Monitor replication lag, connection saturation, lock waits, and deadlocks.
Make query plans reproducible in review: include EXPLAIN output for non-trivial changes.
Security (Beyond Encryption)
Apply least privilege: distinct DB roles per service; no application using a superuser/owner role.
Grant only the minimum privileges per role; never expose broad GRANTs.
Treat all external input as untrusted; parameterize every query to prevent SQL injection.
Use Row-Level Security (RLS) or equivalent for multi-tenant isolation where supported.
Never expose internal DB errors, schemas, or stack traces to clients.
Restrict network access to the database; no public exposure of database ports.
Anti-Patterns (Never Do)
Using auto-increment / serial / IDENTITY integer primary keys, or exposing sequential numeric IDs instead of UUIDs.

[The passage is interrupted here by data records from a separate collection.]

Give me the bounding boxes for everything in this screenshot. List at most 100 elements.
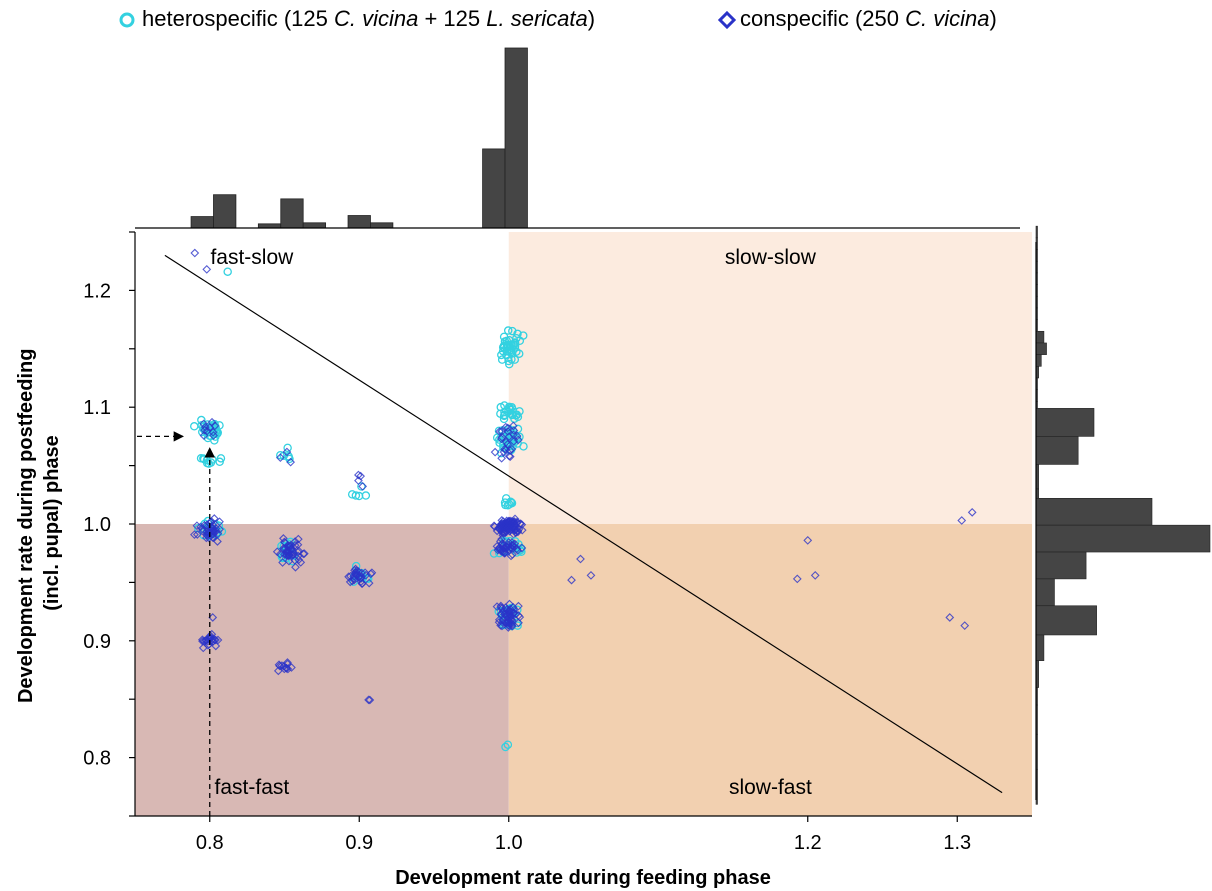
point-conspecific — [503, 524, 512, 534]
point-conspecific — [213, 635, 223, 645]
point-conspecific — [294, 555, 304, 565]
point-conspecific — [505, 452, 515, 461]
point-heterospecific — [283, 443, 292, 453]
point-heterospecific — [500, 410, 509, 420]
point-heterospecific — [511, 410, 521, 420]
point-conspecific — [199, 431, 209, 441]
quadrant-backgrounds — [135, 232, 1032, 816]
point-conspecific — [293, 540, 303, 550]
right-histogram-bar — [1035, 551, 1087, 580]
point-conspecific — [515, 612, 525, 622]
point-heterospecific — [202, 458, 212, 468]
right-histogram-bar — [1035, 605, 1097, 636]
point-conspecific — [497, 621, 507, 631]
point-heterospecific — [190, 422, 199, 431]
right-histogram — [1035, 225, 1211, 805]
point-conspecific — [945, 613, 955, 622]
point-conspecific — [356, 574, 366, 583]
quadrant-label-fast-fast: fast-fast — [215, 776, 290, 799]
point-conspecific — [792, 574, 802, 584]
point-conspecific — [360, 568, 370, 578]
point-heterospecific — [497, 355, 507, 364]
y-axis-label: Development rate during postfeeding (inc… — [15, 343, 63, 703]
point-conspecific — [275, 453, 285, 463]
axes: 0.8 0.9 1.0 1.2 1.3 0.8 0.9 1.0 1.1 1.2 — [83, 231, 1032, 854]
quadrant-label-slow-fast: slow-fast — [729, 776, 812, 799]
point-conspecific — [500, 548, 510, 558]
point-heterospecific — [510, 341, 520, 350]
point-conspecific — [365, 695, 375, 705]
right-histogram-bar — [1035, 634, 1045, 661]
point-conspecific — [291, 562, 300, 572]
top-histogram-bar — [257, 223, 282, 229]
point-conspecific — [277, 661, 287, 670]
point-conspecific — [283, 659, 292, 669]
point-heterospecific — [509, 340, 518, 350]
point-heterospecific — [501, 742, 510, 752]
x-tick-label: 0.8 — [196, 832, 224, 854]
point-conspecific — [496, 519, 506, 529]
top-histogram-bar — [347, 215, 371, 229]
point-conspecific — [203, 640, 213, 650]
point-conspecific — [490, 447, 500, 457]
point-conspecific — [364, 578, 374, 588]
point-conspecific — [192, 530, 202, 539]
point-conspecific — [347, 576, 357, 586]
point-heterospecific — [347, 490, 357, 499]
point-conspecific — [960, 621, 970, 630]
point-conspecific — [503, 607, 513, 617]
point-heterospecific — [512, 347, 521, 356]
quadrant-label-slow-slow: slow-slow — [725, 246, 817, 269]
point-heterospecific — [498, 343, 508, 352]
point-conspecific — [286, 457, 296, 467]
right-histogram-bar — [1035, 408, 1095, 437]
point-conspecific — [567, 575, 576, 585]
right-histogram-bar — [1035, 524, 1211, 553]
point-heterospecific — [513, 412, 523, 422]
point-conspecific — [497, 432, 507, 442]
quadrant-fast-fast — [135, 524, 509, 816]
point-conspecific — [513, 526, 523, 535]
legend-heterospecific-text-1: heterospecific (125 — [142, 6, 334, 31]
legend-conspecific-text-1: conspecific (250 — [740, 6, 906, 31]
quadrant-label-fast-slow: fast-slow — [210, 246, 294, 269]
point-conspecific — [496, 601, 506, 611]
point-conspecific — [279, 534, 288, 543]
point-conspecific — [505, 524, 515, 534]
point-conspecific — [367, 568, 377, 578]
point-conspecific — [345, 577, 355, 587]
point-heterospecific — [507, 349, 516, 358]
trend-line — [164, 254, 1003, 794]
point-conspecific — [514, 601, 523, 611]
point-heterospecific — [497, 350, 506, 360]
diamond-icon — [718, 11, 736, 30]
point-conspecific — [202, 264, 212, 274]
right-histogram-bar — [1035, 436, 1079, 465]
point-conspecific — [576, 554, 585, 564]
y-tick-label: 0.8 — [83, 748, 111, 770]
y-tick-label: 1.1 — [83, 397, 111, 419]
point-heterospecific — [284, 452, 293, 461]
point-conspecific — [509, 541, 518, 551]
point-heterospecific — [500, 337, 510, 346]
y-tick-label: 0.9 — [83, 631, 111, 653]
point-heterospecific — [499, 332, 509, 342]
point-conspecific — [284, 556, 294, 566]
top-histogram-bar — [280, 198, 304, 229]
point-heterospecific — [518, 331, 528, 340]
legend-heterospecific-species-1: C. vicina — [334, 6, 419, 31]
point-conspecific — [209, 529, 218, 539]
point-conspecific — [508, 550, 517, 559]
point-conspecific — [508, 421, 518, 431]
point-conspecific — [495, 427, 504, 436]
legend-conspecific: conspecific (250 C. vicina) — [718, 6, 997, 32]
point-conspecific — [209, 431, 218, 440]
point-heterospecific — [507, 403, 517, 412]
y-axis-label-line-1: Development rate during postfeeding — [15, 349, 37, 703]
point-conspecific — [510, 514, 520, 524]
point-heterospecific — [357, 482, 366, 491]
point-heterospecific — [503, 326, 513, 335]
point-conspecific — [511, 528, 521, 537]
point-conspecific — [512, 431, 522, 441]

Duplicating data without a documented sync strategy and justification.
Storing easily computable values that should be derived at read time.
SELECT * on hot paths or fetching columns that are not used.
Building SQL via string concatenation / interpolation of user input.
Storing passwords or secrets in plaintext or with reversible/weak hashing.
Using EAV ("entity-attribute-value") or storing structured data as opaque blobs/JSON when a relational model fits and must be queried.
Adding indexes blindly or leaving unused indexes in place.
Large OFFSET pagination on big tables.
Running destructive or blocking migrations without backups, batching, or a rollback path.
Retaining personal data past its retention period or beyond its stated purpose.
Delivery Standard
For any database task, the agent must:
Identify access patterns, data sensitivity, and expected scale before designing.
Produce a normalized schema with explicit constraints, types, keys, and indexes.
Mark every personal/sensitive field with its protection (encryption, hashing, retention).
Justify any denormalization or persisted derived data, with its sync strategy.
Provide reversible, batched migrations and validate hot queries with query plans.